Overnight success: Chad Johnson's emergence as one of the game's elite receivers wasn't really all that sudden. It was the result of a work ethic that drives him to study deep into the night and often to sleep at the Bengals' facility

Sporting News, The, Oct 4, 2004 by Dennis Dillon

"I think he could be misunderstood at times because of his passion for the game," says Sanders, who came out of retirement this season to join the Ravens but was inactive for Sunday's game because of a hamstring injury. "He just wants to dominate and win on every play."

There are some fascinating brush strokes in the Johnson portrait. During games, he wears a pair of gold-plated removable bridges over his four front teeth, top and bottom. He calls them "my mouthpiece." During a game in Buffalo two years ago, the bottom bridge fell out when he blocked Bills cornerback Nate Clements. Johnson didn't realize he had lost it until a few series later, when he found it on the field.

When the Bengals are on the road, Johnson rides on the first bus--sitting among owner Mike Brown, coach Marvin Lewis, other team officials and staff members and the media--instead of one of the two player buses. Johnson is the only player on the lead bus. "It's quiet on there," he says. "I zone out and get my mind right."
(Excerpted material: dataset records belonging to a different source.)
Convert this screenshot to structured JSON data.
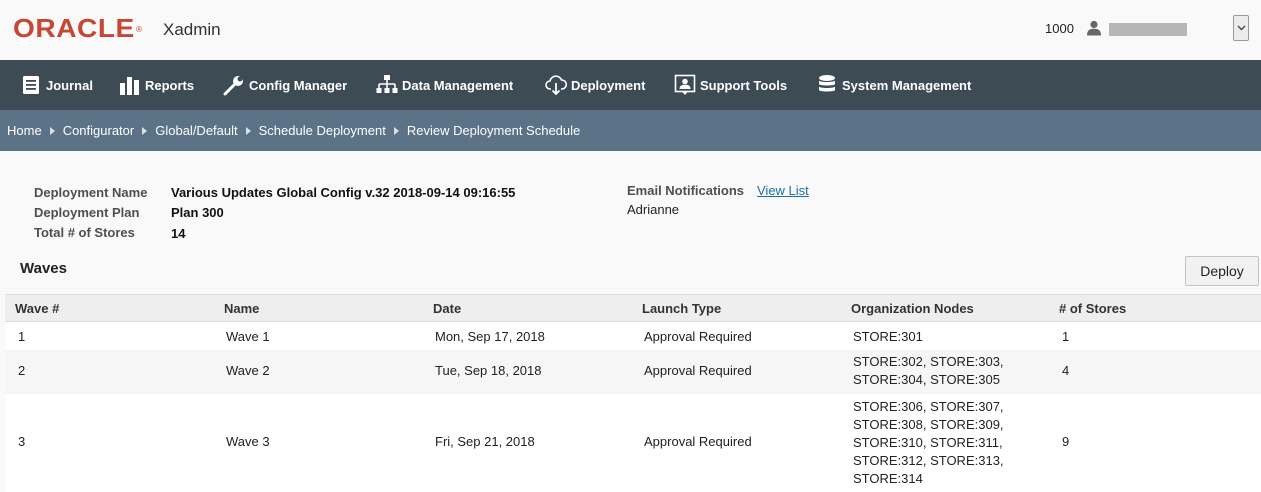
{
  "header": {
    "logo": "ORACLE",
    "logo_mark": "®",
    "app_name": "Xadmin",
    "store_number": "1000"
  },
  "nav": [
    {
      "label": "Journal",
      "icon": "journal-icon"
    },
    {
      "label": "Reports",
      "icon": "bar-chart-icon"
    },
    {
      "label": "Config Manager",
      "icon": "wrench-icon"
    },
    {
      "label": "Data Management",
      "icon": "hierarchy-icon"
    },
    {
      "label": "Deployment",
      "icon": "cloud-download-icon"
    },
    {
      "label": "Support Tools",
      "icon": "support-icon"
    },
    {
      "label": "System Management",
      "icon": "database-icon"
    }
  ],
  "breadcrumb": [
    "Home",
    "Configurator",
    "Global/Default",
    "Schedule Deployment",
    "Review Deployment Schedule"
  ],
  "summary": {
    "deployment_name_label": "Deployment Name",
    "deployment_name": "Various Updates Global Config v.32 2018-09-14 09:16:55",
    "deployment_plan_label": "Deployment Plan",
    "deployment_plan": "Plan 300",
    "total_stores_label": "Total # of Stores",
    "total_stores": "14",
    "email_label": "Email Notifications",
    "email_link": "View List",
    "email_recipient": "Adrianne"
  },
  "waves": {
    "title": "Waves",
    "deploy_label": "Deploy",
    "columns": [
      "Wave #",
      "Name",
      "Date",
      "Launch Type",
      "Organization Nodes",
      "# of Stores"
    ],
    "rows": [
      {
        "wave": "1",
        "name": "Wave 1",
        "date": "Mon, Sep 17, 2018",
        "launch": "Approval Required",
        "nodes": [
          "STORE:301"
        ],
        "stores": "1"
      },
      {
        "wave": "2",
        "name": "Wave 2",
        "date": "Tue, Sep 18, 2018",
        "launch": "Approval Required",
        "nodes": [
          "STORE:302, STORE:303,",
          "STORE:304, STORE:305"
        ],
        "stores": "4"
      },
      {
        "wave": "3",
        "name": "Wave 3",
        "date": "Fri, Sep 21, 2018",
        "launch": "Approval Required",
        "nodes": [
          "STORE:306, STORE:307,",
          "STORE:308, STORE:309,",
          "STORE:310, STORE:311,",
          "STORE:312, STORE:313,",
          "STORE:314"
        ],
        "stores": "9"
      }
    ]
  },
  "colors": {
    "brand_red": "#c74634",
    "nav_bg": "#3d4b55",
    "breadcrumb_bg": "#5c7286",
    "link": "#1a6fa8"
  }
}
If he needs a break from watching tape at night, Johnson visits the Bengals' coaches. On the Tuesday night before the opener against the Jets, he walked into offensive coordinator Bob Bratkowski's office. At first, he asked to look at the game plan. Then he told Bratkowski not to show it to him. "It felt like Christmas Eve," recalls Johnson. "I couldn't wait to wake up in the morning to see what we were going to do."

At Miami Beach High School, where he played receiver, quarterback and punter and snapped for extra points, Johnson had a habit of sucking his thumb when he was on the sideline listening to the coaches. He sometimes still sucks his thumb--the left one--when he is sitting in deep thought.
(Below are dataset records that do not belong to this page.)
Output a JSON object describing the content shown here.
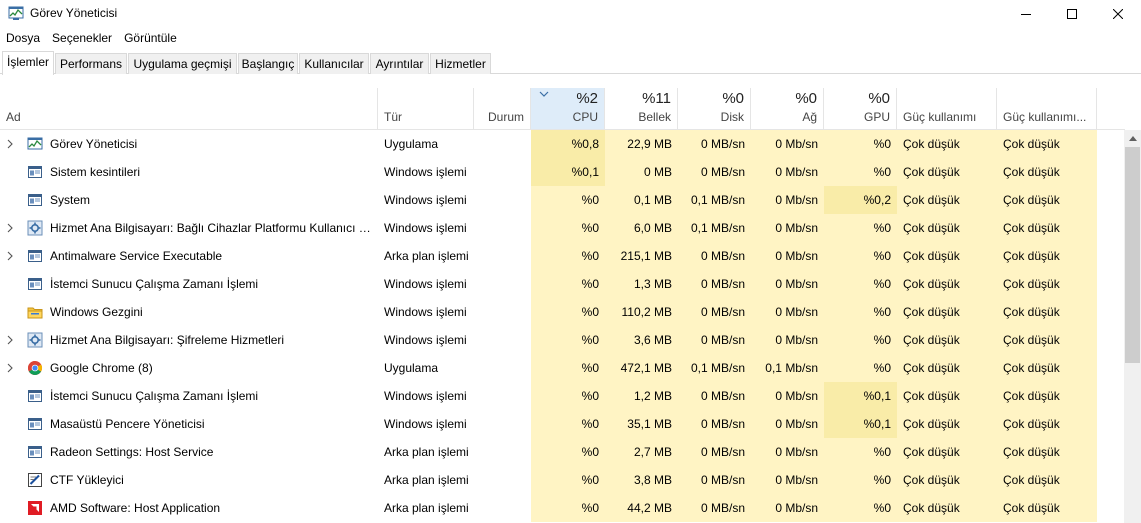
{
  "window": {
    "title": "Görev Yöneticisi"
  },
  "menu": [
    "Dosya",
    "Seçenekler",
    "Görüntüle"
  ],
  "tabs": [
    "İşlemler",
    "Performans",
    "Uygulama geçmişi",
    "Başlangıç",
    "Kullanıcılar",
    "Ayrıntılar",
    "Hizmetler"
  ],
  "active_tab": "İşlemler",
  "columns": {
    "name": "Ad",
    "type": "Tür",
    "status": "Durum",
    "cpu": {
      "pct": "%2",
      "label": "CPU"
    },
    "memory": {
      "pct": "%11",
      "label": "Bellek"
    },
    "disk": {
      "pct": "%0",
      "label": "Disk"
    },
    "network": {
      "pct": "%0",
      "label": "Ağ"
    },
    "gpu": {
      "pct": "%0",
      "label": "GPU"
    },
    "power": "Güç kullanımı",
    "power_trend": "Güç kullanımı..."
  },
  "colors": {
    "cell_light": "#fff4c4",
    "cell_medium": "#f9eca8",
    "sorted_header": "#deecf9"
  },
  "processes": [
    {
      "name": "Görev Yöneticisi",
      "icon": "task-manager-icon",
      "expandable": true,
      "type": "Uygulama",
      "status": "",
      "cpu": "%0,8",
      "memory": "22,9 MB",
      "disk": "0 MB/sn",
      "network": "0 Mb/sn",
      "gpu": "%0",
      "power": "Çok düşük",
      "power_trend": "Çok düşük",
      "cpu_hl": true,
      "gpu_hl": false
    },
    {
      "name": "Sistem kesintileri",
      "icon": "system-process-icon",
      "expandable": false,
      "type": "Windows işlemi",
      "status": "",
      "cpu": "%0,1",
      "memory": "0 MB",
      "disk": "0 MB/sn",
      "network": "0 Mb/sn",
      "gpu": "%0",
      "power": "Çok düşük",
      "power_trend": "Çok düşük",
      "cpu_hl": true,
      "gpu_hl": false
    },
    {
      "name": "System",
      "icon": "system-process-icon",
      "expandable": false,
      "type": "Windows işlemi",
      "status": "",
      "cpu": "%0",
      "memory": "0,1 MB",
      "disk": "0,1 MB/sn",
      "network": "0 Mb/sn",
      "gpu": "%0,2",
      "power": "Çok düşük",
      "power_trend": "Çok düşük",
      "cpu_hl": false,
      "gpu_hl": true
    },
    {
      "name": "Hizmet Ana Bilgisayarı: Bağlı Cihazlar Platformu Kullanıcı H...",
      "icon": "gear-icon",
      "expandable": true,
      "type": "Windows işlemi",
      "status": "",
      "cpu": "%0",
      "memory": "6,0 MB",
      "disk": "0,1 MB/sn",
      "network": "0 Mb/sn",
      "gpu": "%0",
      "power": "Çok düşük",
      "power_trend": "Çok düşük",
      "cpu_hl": false,
      "gpu_hl": false
    },
    {
      "name": "Antimalware Service Executable",
      "icon": "system-process-icon",
      "expandable": true,
      "type": "Arka plan işlemi",
      "status": "",
      "cpu": "%0",
      "memory": "215,1 MB",
      "disk": "0 MB/sn",
      "network": "0 Mb/sn",
      "gpu": "%0",
      "power": "Çok düşük",
      "power_trend": "Çok düşük",
      "cpu_hl": false,
      "gpu_hl": false
    },
    {
      "name": "İstemci Sunucu Çalışma Zamanı İşlemi",
      "icon": "system-process-icon",
      "expandable": false,
      "type": "Windows işlemi",
      "status": "",
      "cpu": "%0",
      "memory": "1,3 MB",
      "disk": "0 MB/sn",
      "network": "0 Mb/sn",
      "gpu": "%0",
      "power": "Çok düşük",
      "power_trend": "Çok düşük",
      "cpu_hl": false,
      "gpu_hl": false
    },
    {
      "name": "Windows Gezgini",
      "icon": "folder-icon",
      "expandable": false,
      "type": "Windows işlemi",
      "status": "",
      "cpu": "%0",
      "memory": "110,2 MB",
      "disk": "0 MB/sn",
      "network": "0 Mb/sn",
      "gpu": "%0",
      "power": "Çok düşük",
      "power_trend": "Çok düşük",
      "cpu_hl": false,
      "gpu_hl": false
    },
    {
      "name": "Hizmet Ana Bilgisayarı: Şifreleme Hizmetleri",
      "icon": "gear-icon",
      "expandable": true,
      "type": "Windows işlemi",
      "status": "",
      "cpu": "%0",
      "memory": "3,6 MB",
      "disk": "0 MB/sn",
      "network": "0 Mb/sn",
      "gpu": "%0",
      "power": "Çok düşük",
      "power_trend": "Çok düşük",
      "cpu_hl": false,
      "gpu_hl": false
    },
    {
      "name": "Google Chrome (8)",
      "icon": "chrome-icon",
      "expandable": true,
      "type": "Uygulama",
      "status": "",
      "cpu": "%0",
      "memory": "472,1 MB",
      "disk": "0,1 MB/sn",
      "network": "0,1 Mb/sn",
      "gpu": "%0",
      "power": "Çok düşük",
      "power_trend": "Çok düşük",
      "cpu_hl": false,
      "gpu_hl": false
    },
    {
      "name": "İstemci Sunucu Çalışma Zamanı İşlemi",
      "icon": "system-process-icon",
      "expandable": false,
      "type": "Windows işlemi",
      "status": "",
      "cpu": "%0",
      "memory": "1,2 MB",
      "disk": "0 MB/sn",
      "network": "0 Mb/sn",
      "gpu": "%0,1",
      "power": "Çok düşük",
      "power_trend": "Çok düşük",
      "cpu_hl": false,
      "gpu_hl": true
    },
    {
      "name": "Masaüstü Pencere Yöneticisi",
      "icon": "system-process-icon",
      "expandable": false,
      "type": "Windows işlemi",
      "status": "",
      "cpu": "%0",
      "memory": "35,1 MB",
      "disk": "0 MB/sn",
      "network": "0 Mb/sn",
      "gpu": "%0,1",
      "power": "Çok düşük",
      "power_trend": "Çok düşük",
      "cpu_hl": false,
      "gpu_hl": true
    },
    {
      "name": "Radeon Settings: Host Service",
      "icon": "system-process-icon",
      "expandable": false,
      "type": "Arka plan işlemi",
      "status": "",
      "cpu": "%0",
      "memory": "2,7 MB",
      "disk": "0 MB/sn",
      "network": "0 Mb/sn",
      "gpu": "%0",
      "power": "Çok düşük",
      "power_trend": "Çok düşük",
      "cpu_hl": false,
      "gpu_hl": false
    },
    {
      "name": "CTF Yükleyici",
      "icon": "ctf-loader-icon",
      "expandable": false,
      "type": "Arka plan işlemi",
      "status": "",
      "cpu": "%0",
      "memory": "3,8 MB",
      "disk": "0 MB/sn",
      "network": "0 Mb/sn",
      "gpu": "%0",
      "power": "Çok düşük",
      "power_trend": "Çok düşük",
      "cpu_hl": false,
      "gpu_hl": false
    },
    {
      "name": "AMD Software: Host Application",
      "icon": "amd-icon",
      "expandable": false,
      "type": "Arka plan işlemi",
      "status": "",
      "cpu": "%0",
      "memory": "44,2 MB",
      "disk": "0 MB/sn",
      "network": "0 Mb/sn",
      "gpu": "%0",
      "power": "Çok düşük",
      "power_trend": "Çok düşük",
      "cpu_hl": false,
      "gpu_hl": false
    }
  ]
}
Then there is his circuitous route to the NFL. After high school, he went to Langston (Okla.) University, where he didn't play football and flunked out after one year. He then moved to Los Angeles, where his mother was living, and sandwiched two seasons of junior college football (1997 and '99) at Santa Monica College around one year of academic ineligibility.
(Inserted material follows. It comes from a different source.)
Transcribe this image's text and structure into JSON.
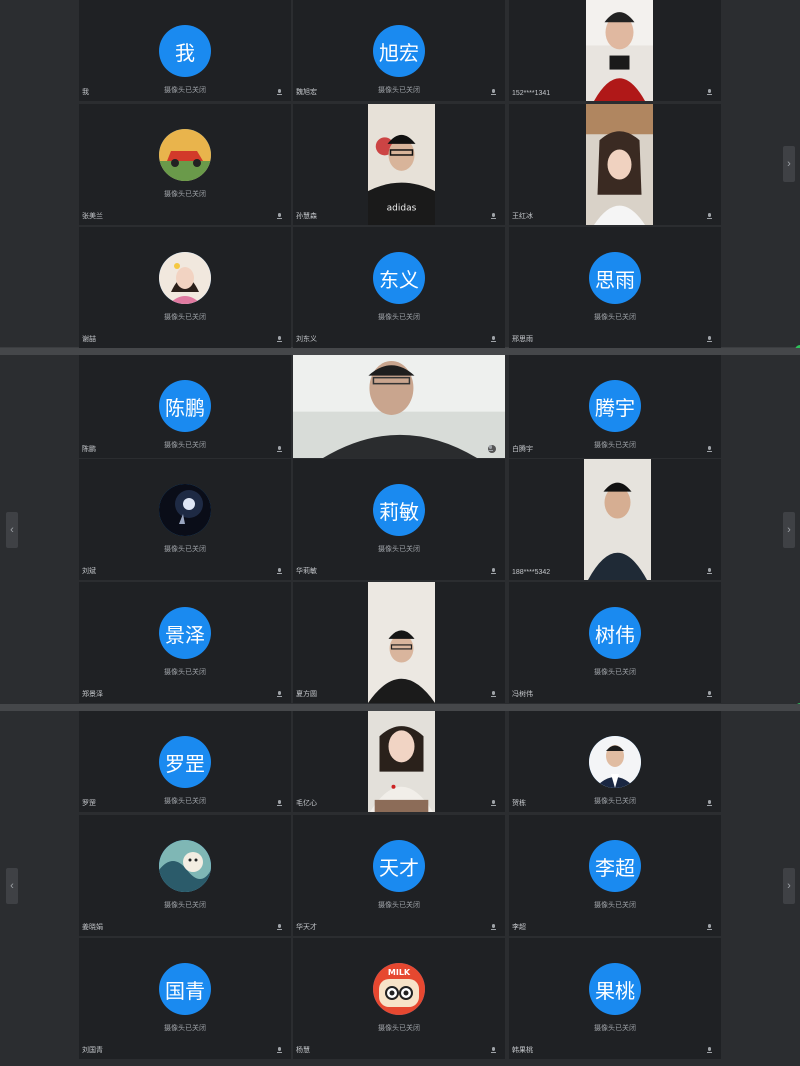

With one year of college football eligibility left, he wound up at Oregon State--then coached by Dennis Erickson--in 2000. He didn't arrive until two weeks before the season, and it took him weeks to learn the offense. At times, wide receiver T.J. Houshmandzadeh, now one of his Bengals teammates, had to flash hand signals from the other side of the field so Johnson would know what routes to run.

At Oregon State, Johnson caught 37 passes for 806 yards and eight touchdowns, including two against Notre Dame in the Fiesta Bowl. He was invited to play in the Senior Bowl, where he caught seven passes for 93 yards.

Suddenly, Johnson had moved onto the NFL's radar. Then he messed up at the Scouting Combine, where he slipped at the start of his 40-yard dash. He was timed in the high 4.5s, which would have been impressive--if he had been a lineman. He pouted and performed poorly overall in the other drills.

Weeks later, at a private workout at a Los Angeles high school, Johnson ran a 4.44 40. But by then, NFL teams had taken closer inspection. What they saw made them nervous about making him a first-round pick. Johnson dropped to the second round of the 2001 draft, where the Bengals took him with the 36th overall selection.